The Trump administration is pushing a budget blueprint that would pour an extra $445 billion into defense spending while cutting 10% from other federal programs, triggering sharp Democratic pushback over the administration's spending priorities.
The White House Office of Management and Budget released the proposal Friday, framing it as an opening bid for the congressional negotiations that typically dominate the appropriations process in coming months. Administration officials signaled the plan is negotiable, though lawmakers are unlikely to pass it unchanged.
Defense outlays would climb to levels not seen in decades under the spending trajectory, reflecting the administration's emphasis on military capability and readiness. The competing demand for fiscal resources elsewhere in the federal government would shrink accordingly, with non-defense accounts absorbing the bulk of reductions.
Democrats quickly denounced the approach. The party characterized the proposal as reflecting a "bleak and unacceptable" view of government's role, arguing that cuts to social programs, education, and other domestic initiatives would harm ordinary Americans while enriching defense contractors.

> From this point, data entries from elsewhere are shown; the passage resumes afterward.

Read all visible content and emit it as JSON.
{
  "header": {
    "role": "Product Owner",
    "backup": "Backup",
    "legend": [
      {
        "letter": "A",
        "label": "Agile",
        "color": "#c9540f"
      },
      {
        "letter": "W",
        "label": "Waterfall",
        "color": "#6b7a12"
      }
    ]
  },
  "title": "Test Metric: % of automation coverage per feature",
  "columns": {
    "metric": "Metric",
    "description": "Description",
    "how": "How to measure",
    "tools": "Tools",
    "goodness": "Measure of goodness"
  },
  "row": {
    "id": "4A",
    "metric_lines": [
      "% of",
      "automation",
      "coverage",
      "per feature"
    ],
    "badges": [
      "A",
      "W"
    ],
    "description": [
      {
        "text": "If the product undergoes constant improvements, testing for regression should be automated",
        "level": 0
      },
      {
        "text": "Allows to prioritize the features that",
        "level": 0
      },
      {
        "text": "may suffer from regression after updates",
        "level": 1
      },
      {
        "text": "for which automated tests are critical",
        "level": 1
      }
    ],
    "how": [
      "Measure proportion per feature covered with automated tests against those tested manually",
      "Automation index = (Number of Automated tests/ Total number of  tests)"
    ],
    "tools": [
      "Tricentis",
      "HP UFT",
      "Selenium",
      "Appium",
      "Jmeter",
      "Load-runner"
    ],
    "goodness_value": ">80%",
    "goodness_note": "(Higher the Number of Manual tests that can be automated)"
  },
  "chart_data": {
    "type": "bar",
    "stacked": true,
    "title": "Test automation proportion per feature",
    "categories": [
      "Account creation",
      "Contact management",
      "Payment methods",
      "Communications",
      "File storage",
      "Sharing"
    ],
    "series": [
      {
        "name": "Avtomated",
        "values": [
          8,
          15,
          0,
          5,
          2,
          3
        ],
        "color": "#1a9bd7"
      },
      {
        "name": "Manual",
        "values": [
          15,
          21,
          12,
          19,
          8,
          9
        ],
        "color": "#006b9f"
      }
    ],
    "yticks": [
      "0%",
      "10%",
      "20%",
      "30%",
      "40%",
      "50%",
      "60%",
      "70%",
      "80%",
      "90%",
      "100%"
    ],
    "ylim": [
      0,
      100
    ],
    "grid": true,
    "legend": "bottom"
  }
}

The budget document launches what is typically a months-long process of congressional haggling. House and Senate appropriators will parse the numbers, advocate for pet projects in their districts, and ultimately produce their own spending bills. Few if any budgets survive intact from initial White House proposal to final law.
How much of the defense increase ultimately survives, and which domestic programs face actual cuts, will depend on negotiations across both chambers and between parties. But the administration's willingness to front-load military spending signals where its fiscal priorities rest heading into budget season.